New research published in the Journal of Leukocyte Biology shows that the progesterone receptor functions to regulate the helper T cells required for developing antibodies that protect humans against disease
Women who are pregnant or using synthetic progesterone birth control injections have a conspicuous vulnerability to certain infections including malaria, Listeria, HIV, and herpes simplex virus. A new research report appearing in the March 2013 issue of the Journal of Leukocyte Biology offers strong evidence for a possible explanation: the progesterone receptor, a pregnancy hormone sensor, targets a part of the immune system responsible for protection against these and other invaders. In addition to helping explain why some women are more vulnerable to certain infections, it also sheds light on why some autoimmune diseases, notably rheumatoid arthritis and multiple sclerosis, often go into remission during pregnancy.
"We hope that continued work in this area will ultimately yield better approaches to the prevention of immunological complications of pregnancy, safer and more effective forms of hormonal birth control and novel biological targets for the treatment of autoimmune diseases," said Grant C. Hughes, M.D., a researcher involved in the work from the Division of Rheumatology and Department of Immunology at the University of Washington in Seattle, WA.

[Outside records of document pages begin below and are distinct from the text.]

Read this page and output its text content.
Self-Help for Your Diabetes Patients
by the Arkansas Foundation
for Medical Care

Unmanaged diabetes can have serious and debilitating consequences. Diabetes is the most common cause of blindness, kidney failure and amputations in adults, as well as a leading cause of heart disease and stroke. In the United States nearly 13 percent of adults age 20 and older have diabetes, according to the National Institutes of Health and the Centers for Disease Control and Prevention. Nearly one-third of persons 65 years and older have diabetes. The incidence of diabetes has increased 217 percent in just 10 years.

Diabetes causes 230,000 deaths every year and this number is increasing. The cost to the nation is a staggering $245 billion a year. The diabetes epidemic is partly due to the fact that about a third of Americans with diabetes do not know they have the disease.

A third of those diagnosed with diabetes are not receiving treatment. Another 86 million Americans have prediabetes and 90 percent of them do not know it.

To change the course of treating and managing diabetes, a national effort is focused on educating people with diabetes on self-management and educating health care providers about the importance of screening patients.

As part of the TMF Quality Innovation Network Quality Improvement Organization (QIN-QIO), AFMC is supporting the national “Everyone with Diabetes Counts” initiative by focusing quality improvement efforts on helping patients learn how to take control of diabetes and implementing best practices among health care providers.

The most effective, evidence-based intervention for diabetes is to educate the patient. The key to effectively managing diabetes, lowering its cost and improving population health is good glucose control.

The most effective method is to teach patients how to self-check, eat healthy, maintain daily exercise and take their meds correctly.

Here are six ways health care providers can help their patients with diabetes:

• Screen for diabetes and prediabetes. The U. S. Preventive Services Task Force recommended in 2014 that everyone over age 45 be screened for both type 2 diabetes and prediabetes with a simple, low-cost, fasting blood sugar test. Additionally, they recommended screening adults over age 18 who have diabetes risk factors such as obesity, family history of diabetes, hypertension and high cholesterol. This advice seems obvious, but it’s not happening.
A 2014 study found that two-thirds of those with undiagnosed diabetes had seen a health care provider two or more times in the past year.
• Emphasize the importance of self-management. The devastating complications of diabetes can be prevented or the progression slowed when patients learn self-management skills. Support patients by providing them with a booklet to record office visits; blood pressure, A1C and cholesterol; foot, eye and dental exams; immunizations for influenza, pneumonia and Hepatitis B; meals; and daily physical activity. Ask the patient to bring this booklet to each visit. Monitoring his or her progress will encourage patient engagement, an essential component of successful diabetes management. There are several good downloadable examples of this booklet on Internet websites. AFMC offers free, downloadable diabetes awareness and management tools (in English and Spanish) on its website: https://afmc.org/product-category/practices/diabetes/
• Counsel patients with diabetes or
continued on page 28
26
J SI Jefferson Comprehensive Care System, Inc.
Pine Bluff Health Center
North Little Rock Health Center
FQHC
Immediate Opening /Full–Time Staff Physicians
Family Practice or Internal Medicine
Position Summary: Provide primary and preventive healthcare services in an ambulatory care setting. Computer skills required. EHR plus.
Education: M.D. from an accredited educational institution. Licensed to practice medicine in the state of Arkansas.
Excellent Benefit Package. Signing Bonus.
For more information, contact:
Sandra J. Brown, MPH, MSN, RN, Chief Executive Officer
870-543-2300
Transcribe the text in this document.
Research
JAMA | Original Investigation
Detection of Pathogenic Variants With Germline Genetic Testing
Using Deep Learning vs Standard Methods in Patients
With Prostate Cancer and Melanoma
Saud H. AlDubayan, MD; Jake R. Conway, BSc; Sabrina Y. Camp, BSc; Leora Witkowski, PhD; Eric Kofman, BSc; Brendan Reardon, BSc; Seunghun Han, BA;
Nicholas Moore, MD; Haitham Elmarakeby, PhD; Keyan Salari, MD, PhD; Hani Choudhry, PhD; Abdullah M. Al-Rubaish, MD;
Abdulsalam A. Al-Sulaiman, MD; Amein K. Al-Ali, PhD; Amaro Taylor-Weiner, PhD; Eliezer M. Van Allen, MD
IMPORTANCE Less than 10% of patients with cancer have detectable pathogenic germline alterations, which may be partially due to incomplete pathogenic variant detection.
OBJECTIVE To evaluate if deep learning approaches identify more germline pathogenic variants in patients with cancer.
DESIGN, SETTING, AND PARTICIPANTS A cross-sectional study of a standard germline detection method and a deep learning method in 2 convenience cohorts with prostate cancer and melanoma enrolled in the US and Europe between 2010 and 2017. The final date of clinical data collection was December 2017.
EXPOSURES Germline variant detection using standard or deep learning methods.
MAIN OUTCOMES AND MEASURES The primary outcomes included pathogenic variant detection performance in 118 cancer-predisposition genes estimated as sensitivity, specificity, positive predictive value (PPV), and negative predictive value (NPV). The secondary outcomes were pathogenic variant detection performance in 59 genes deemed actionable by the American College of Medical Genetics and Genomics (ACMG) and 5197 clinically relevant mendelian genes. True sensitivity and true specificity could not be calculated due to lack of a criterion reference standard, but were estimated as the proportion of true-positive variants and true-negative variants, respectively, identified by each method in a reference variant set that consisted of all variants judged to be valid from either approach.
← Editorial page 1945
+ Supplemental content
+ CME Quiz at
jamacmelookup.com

To make their discovery, scientists used two groups of mice. The first group had a mutated progesterone receptor, or PR gene, which rendered the mice's bodies incapable of sensing progesterone through PR (PR knockout mice). The second group was comprised of normal mice. After various forms of immunization, antibody responses were tracked. When compared to normal mice, PR knockout mice produced much higher antibody levels, but only in response to forms of immunization requiring T cells, a cell type that normally boosts antibody production by B cells. This prompted a closer look at B and T cells from the PR knockout mice. The researcher saw that when stimulated in the test tube, knockout B cells showed normal, if not slightly less, antibody production compared to controls. On the other hand, knockout T cells stimulated in the test tube showed a conspicuous over-production of interferon-gamma, an inflammatory molecule involved in fighting off pregnancy-associated pathogens and in shaping protective antibody responses. Adding progesterone to the test tube blocked interferon-gamma in normal T cells, but not in PR knockout T cells. This suggests that progesterone suppresses interferon gamma in T cells through their PR. To sort out which aspects of the abnormal antibody responses in PR knockout mice were due to T cells, researchers immunized two groups of normal mice, one transplanted with responder T cells from PR knockout donors, the other with responder T cells from normal donors. Just like in PR knockout mice, normal mice transplanted with PR knockout responder T cells showed much higher antibody levels than normal mice.
"Pregnancy and hormones have long been known to influence immune responses, but these processes have been poorly understood, said John Wherry, Ph.D., Deputy Editor of the Journal of Leukocyte Biology. "This new work is significant for two reasons. First, the identification of progesterone receptors as a mechanism of immune modulation during pregnancy sheds light on the pregnancy-immune phenomenon, and second, these studies define a potentially new target to modulate autoimmunity and immune-mediated problems during pregnancy."